The NBCC announced the award at its annual ceremony in New York. Han, who could not attend, had her acceptance speech read by David Ebershoff, vice president and editor-in-chief of Hogarth and executive editor of Random House.
“Thanking everyone who helped me while I wrote this book over seven years,” the speech read, Han said the novel’s characters “choose to stay within tenacious mourning” rather than accept loss, lighting “candles below the sea.”
“In the pitch-black plunge of the night, I still hope to believe in the blinking light which we have in us, and to move forward, holding it with tenacity,” the speech concluded.
Heather Scott Partington, the fiction committee chair, called the book “a work of blinding melancholy, bleak weather and murmuring syntax” and “a subtly rendered sketch of trauma in the wake of the Jeju massacre — a rumination on creation and truth amidst loss.”

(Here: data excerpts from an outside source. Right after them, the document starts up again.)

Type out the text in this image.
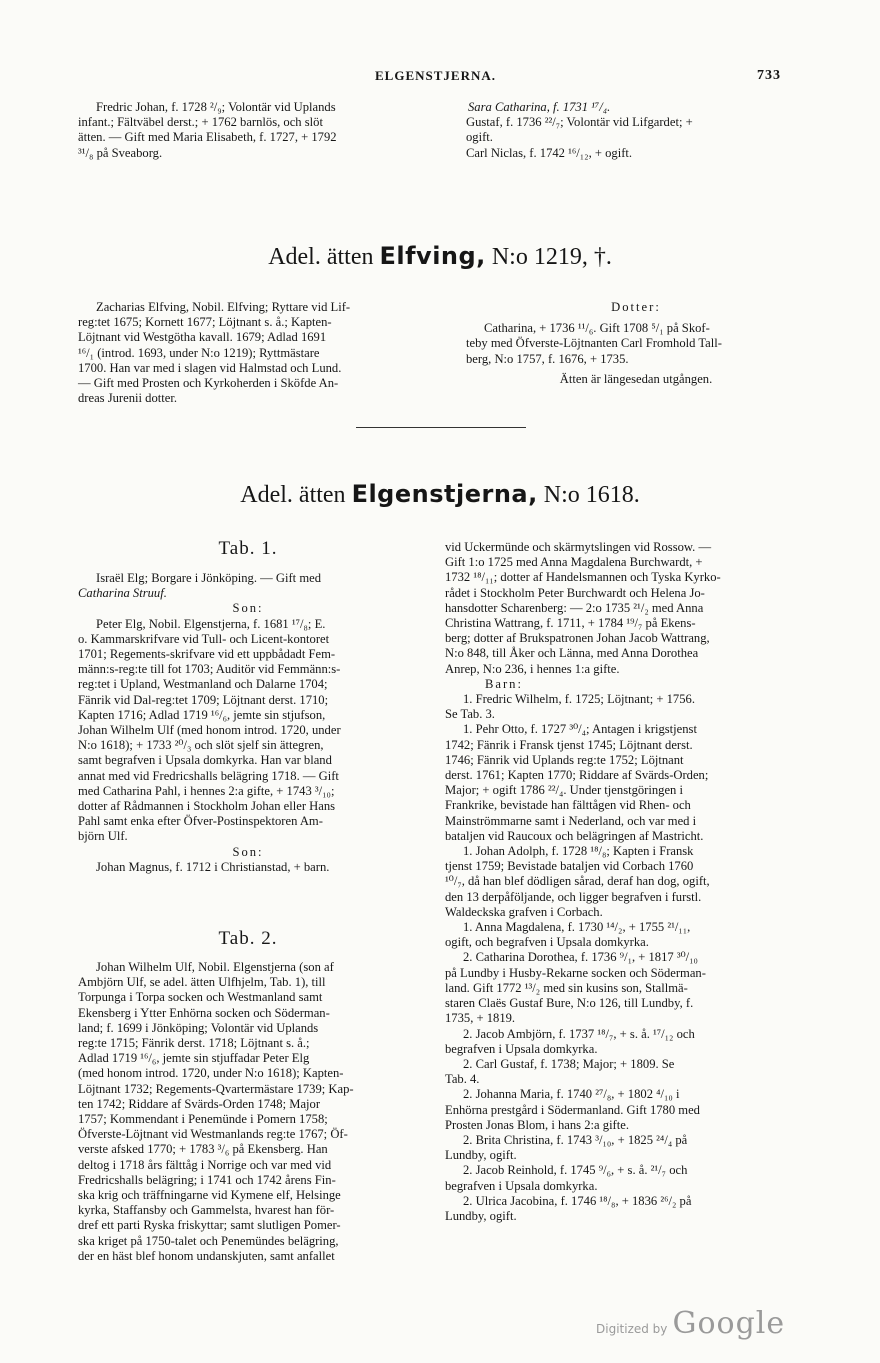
ELGENSTJERNA.	733

Fredric Johan, f. 1728 ²/₉; Volontär vid Uplands

infant.; Fältväbel derst.; + 1762 barnlös, och slöt

ätten. — Gift med Maria Elisabeth, f. 1727, + 1792

³¹/₈ på Sveaborg.

Sara Catharina, f. 1731 ¹⁷/₄.

Gustaf, f. 1736 ²²/₇; Volontär vid Lifgardet; +

ogift.

Carl Niclas, f. 1742 ¹⁶/₁₂, + ogift.

Adel. ätten Elfving, N:o 1219, †.

Zacharias Elfving, Nobil. Elfving; Ryttare vid Lif-

reg:tet 1675; Kornett 1677; Löjtnant s. å.; Kapten-

Löjtnant vid Westgötha kavall. 1679; Adlad 1691

¹⁶/₁ (introd. 1693, under N:o 1219); Ryttmästare

1700. Han var med i slagen vid Halmstad och Lund.

— Gift med Prosten och Kyrkoherden i Sköfde An-

dreas Jurenii dotter.

Dotter:

Catharina, + 1736 ¹¹/₆. Gift 1708 ⁵/₁ på Skof-

teby med Öfverste-Löjtnanten Carl Fromhold Tall-

berg, N:o 1757, f. 1676, + 1735.

Ätten är längesedan utgången.

Adel. ätten Elgenstjerna, N:o 1618.
Tab. 1.

Israël Elg; Borgare i Jönköping. — Gift med

Catharina Struuf.

Son:

Peter Elg, Nobil. Elgenstjerna, f. 1681 ¹⁷/₈; E.

o. Kammarskrifvare vid Tull- och Licent-kontoret

1701; Regements-skrifvare vid ett uppbådadt Fem-

männ:s-reg:te till fot 1703; Auditör vid Femmänn:s-

reg:tet i Upland, Westmanland och Dalarne 1704;

Fänrik vid Dal-reg:tet 1709; Löjtnant derst. 1710;

Kapten 1716; Adlad 1719 ¹⁶/₆, jemte sin stjufson,

Johan Wilhelm Ulf (med honom introd. 1720, under

N:o 1618); + 1733 ²⁰/₃ och slöt sjelf sin ättegren,

samt begrafven i Upsala domkyrka. Han var bland

annat med vid Fredricshalls belägring 1718. — Gift

med Catharina Pahl, i hennes 2:a gifte, + 1743 ³/₁₀;

dotter af Rådmannen i Stockholm Johan eller Hans

Pahl samt enka efter Öfver-Postinspektoren Am-

björn Ulf.

Son:

Johan Magnus, f. 1712 i Christianstad, + barn.

Tab. 2.

Johan Wilhelm Ulf, Nobil. Elgenstjerna (son af

Ambjörn Ulf, se adel. ätten Ulfhjelm, Tab. 1), till

Torpunga i Torpa socken och Westmanland samt

Ekensberg i Ytter Enhörna socken och Söderman-

land; f. 1699 i Jönköping; Volontär vid Uplands

reg:te 1715; Fänrik derst. 1718; Löjtnant s. å.;

Adlad 1719 ¹⁶/₆, jemte sin stjuffadar Peter Elg

(med honom introd. 1720, under N:o 1618); Kapten-

Löjtnant 1732; Regements-Qvartermästare 1739; Kap-

ten 1742; Riddare af Svärds-Orden 1748; Major

1757; Kommendant i Penemünde i Pomern 1758;

Öfverste-Löjtnant vid Westmanlands reg:te 1767; Öf-

verste afsked 1770; + 1783 ³/₆ på Ekensberg. Han

deltog i 1718 års fälttåg i Norrige och var med vid

Fredricshalls belägring; i 1741 och 1742 årens Fin-

ska krig och träffningarne vid Kymene elf, Helsinge

kyrka, Staffansby och Gammelsta, hvarest han för-

dref ett parti Ryska friskyttar; samt slutligen Pomer-

ska kriget på 1750-talet och Penemündes belägring,

der en häst blef honom undanskjuten, samt anfallet

vid Uckermünde och skärmytslingen vid Rossow. —

Gift 1:o 1725 med Anna Magdalena Burchwardt, +

1732 ¹⁸/₁₁; dotter af Handelsmannen och Tyska Kyrko-

rådet i Stockholm Peter Burchwardt och Helena Jo-

hansdotter Scharenberg: — 2:o 1735 ²¹/₂ med Anna

Christina Wattrang, f. 1711, + 1784 ¹⁹/₇ på Ekens-

berg; dotter af Brukspatronen Johan Jacob Wattrang,

N:o 848, till Åker och Länna, med Anna Dorothea

Anrep, N:o 236, i hennes 1:a gifte.

Barn:

1. Fredric Wilhelm, f. 1725; Löjtnant; + 1756.

Se Tab. 3.

1. Pehr Otto, f. 1727 ³⁰/₄; Antagen i krigstjenst

1742; Fänrik i Fransk tjenst 1745; Löjtnant derst.

1746; Fänrik vid Uplands reg:te 1752; Löjtnant

derst. 1761; Kapten 1770; Riddare af Svärds-Orden;

Major; + ogift 1786 ²²/₄. Under tjenstgöringen i

Frankrike, bevistade han fälttågen vid Rhen- och

Mainströmmarne samt i Nederland, och var med i

bataljen vid Raucoux och belägringen af Mastricht.

1. Johan Adolph, f. 1728 ¹⁸/₈; Kapten i Fransk

tjenst 1759; Bevistade bataljen vid Corbach 1760

¹⁰/₇, då han blef dödligen sårad, deraf han dog, ogift,

den 13 derpåföljande, och ligger begrafven i furstl.

Waldeckska grafven i Corbach.

1. Anna Magdalena, f. 1730 ¹⁴/₂, + 1755 ²¹/₁₁,

ogift, och begrafven i Upsala domkyrka.

2. Catharina Dorothea, f. 1736 ⁹/₁, + 1817 ³⁰/₁₀

på Lundby i Husby-Rekarne socken och Söderman-

land. Gift 1772 ¹³/₂ med sin kusins son, Stallmä-

staren Claës Gustaf Bure, N:o 126, till Lundby, f.

1735, + 1819.

2. Jacob Ambjörn, f. 1737 ¹⁸/₇, + s. å. ¹⁷/₁₂ och

begrafven i Upsala domkyrka.

2. Carl Gustaf, f. 1738; Major; + 1809. Se

Tab. 4.

2. Johanna Maria, f. 1740 ²⁷/₈, + 1802 ⁴/₁₀ i

Enhörna prestgård i Södermanland. Gift 1780 med

Prosten Jonas Blom, i hans 2:a gifte.

2. Brita Christina, f. 1743 ³/₁₀, + 1825 ²⁴/₄ på

Lundby, ogift.

2. Jacob Reinhold, f. 1745 ⁹/₆, + s. å. ²¹/₇ och

begrafven i Upsala domkyrka.

2. Ulrica Jacobina, f. 1746 ¹⁸/₈, + 1836 ²⁶/₂ på

Lundby, ogift.

Digitized by Google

Published in Korean in 2021, the novel reached English-language readers in 2024. It follows three women grappling with the legacy of the April 3, 1948, Jeju Uprising — a civilian protest against US military-led rule that the government of the time falsely branded a communist revolt, killing tens of thousands.
The NBCC prize extends a remarkable run of international recognition for the novel. Its French edition, “Impossibles Adieux,” won the Prix Medicis for foreign literature in 2023 and the Emile Guimet Prize for Asian Literature in 2024. Han received the Nobel Prize in literature in October 2024.